Hace unos días se anunció en Tuxtla Gutiérrez el cierre de la librería Porrúa. Muchos lamentaron la noticia. Una librería también es un espacio simbólico de encuentro con el conocimiento. Sin embargo, en muchos apareció también una reacción clasista de quienes se asumen “intelectuales”, pero que en realidad actúan como *pseudointelectuales*, diciendo que en México o Chiapas “no leen”, que somos una sociedad “inculta” o que ya no se valora el libro impreso como fuente de conocimiento.
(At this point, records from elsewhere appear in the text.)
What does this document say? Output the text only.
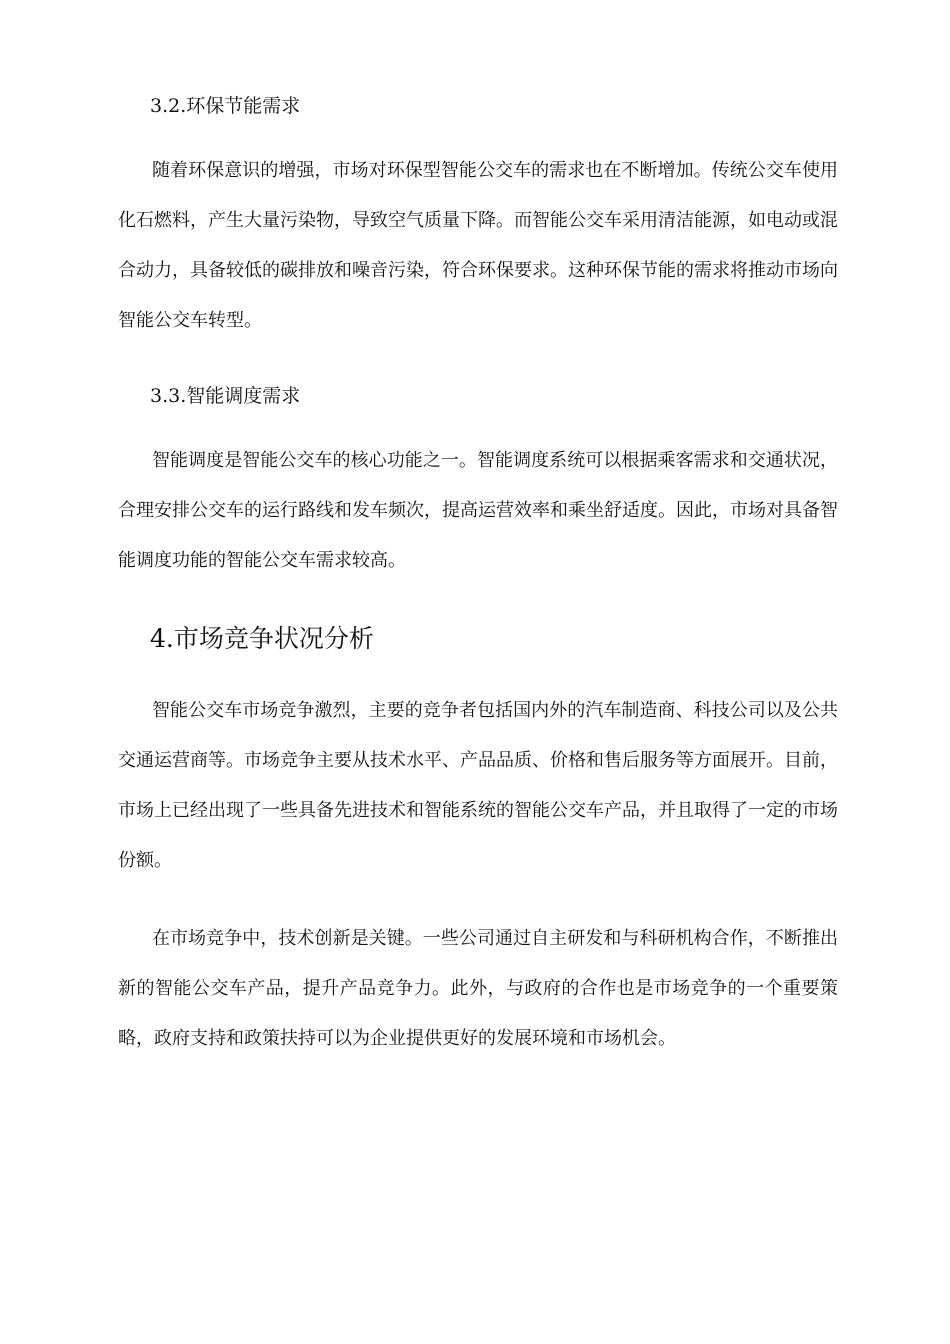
3.2.环保节能需求

随着环保意识的增强，市场对环保型智能公交车的需求也在不断增加。传统公交车使用化石燃料，产生大量污染物，导致空气质量下降。而智能公交车采用清洁能源，如电动或混合动力，具备较低的碳排放和噪音污染，符合环保要求。这种环保节能的需求将推动市场向智能公交车转型。

3.3.智能调度需求

智能调度是智能公交车的核心功能之一。智能调度系统可以根据乘客需求和交通状况，合理安排公交车的运行路线和发车频次，提高运营效率和乘坐舒适度。因此，市场对具备智能调度功能的智能公交车需求较高。

4.市场竞争状况分析

智能公交车市场竞争激烈，主要的竞争者包括国内外的汽车制造商、科技公司以及公共交通运营商等。市场竞争主要从技术水平、产品品质、价格和售后服务等方面展开。目前，市场上已经出现了一些具备先进技术和智能系统的智能公交车产品，并且取得了一定的市场份额。

在市场竞争中，技术创新是关键。一些公司通过自主研发和与科研机构合作，不断推出新的智能公交车产品，提升产品竞争力。此外，与政府的合作也是市场竞争的一个重要策略，政府支持和政策扶持可以为企业提供更好的发展环境和市场机会。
Ese juicio es cómodo, pero incompleto.

Antes de afirmar algo así, es necesario entender los fenómenos alrededor. En México, al 2025, alrededor del *49.2% de la población total nacional leyó al menos un libro*. De estos, cerca del *16.4% de toda la población mexicana leyó libros en formato digital*; es decir, *33.3% de quienes leyeron libros también lo hicieron en formato digital*. Esto muestra que la lectura no ha desaparecido, pero está en proceso de transformación.

Es comprensible, porque hoy leer ya no ocurre únicamente frente a un libro impreso; también sucede en plataformas digitales, blogs, artículos, resúmenes, bibliotecas virtuales, audiolibros, herramientas de inteligencia artificial y libros electrónicos.

Por otro lado, los libros no son baratos. Comprar un libro no académico tiene un costo promedio aproximado de *$275.80 pesos*, lo que representa alrededor del *87.5% de un salario mínimo diario*. En términos prácticos, para una persona que vive con salario mínimo, comprar un libro puede equivaler casi a destinar lo ganado en un día completo de trabajo.

Con este contexto, no debería sorprendernos que más de una librería física cierre sus puertas. El romanticismo del olor del papel y la sensación de tener un libro entre las manos no sustituye la economía real que sostiene una librería.

Hay que dejar a un lado el clasismo disfrazado de intelectualismo y dejar de juzgar como inculta a una población para la cual los libros siguen costando más que un plato de comida. *Leer sigue siendo hoy un privilegio que tenemos pocos y comprar libros una fortuna que pocos valoran.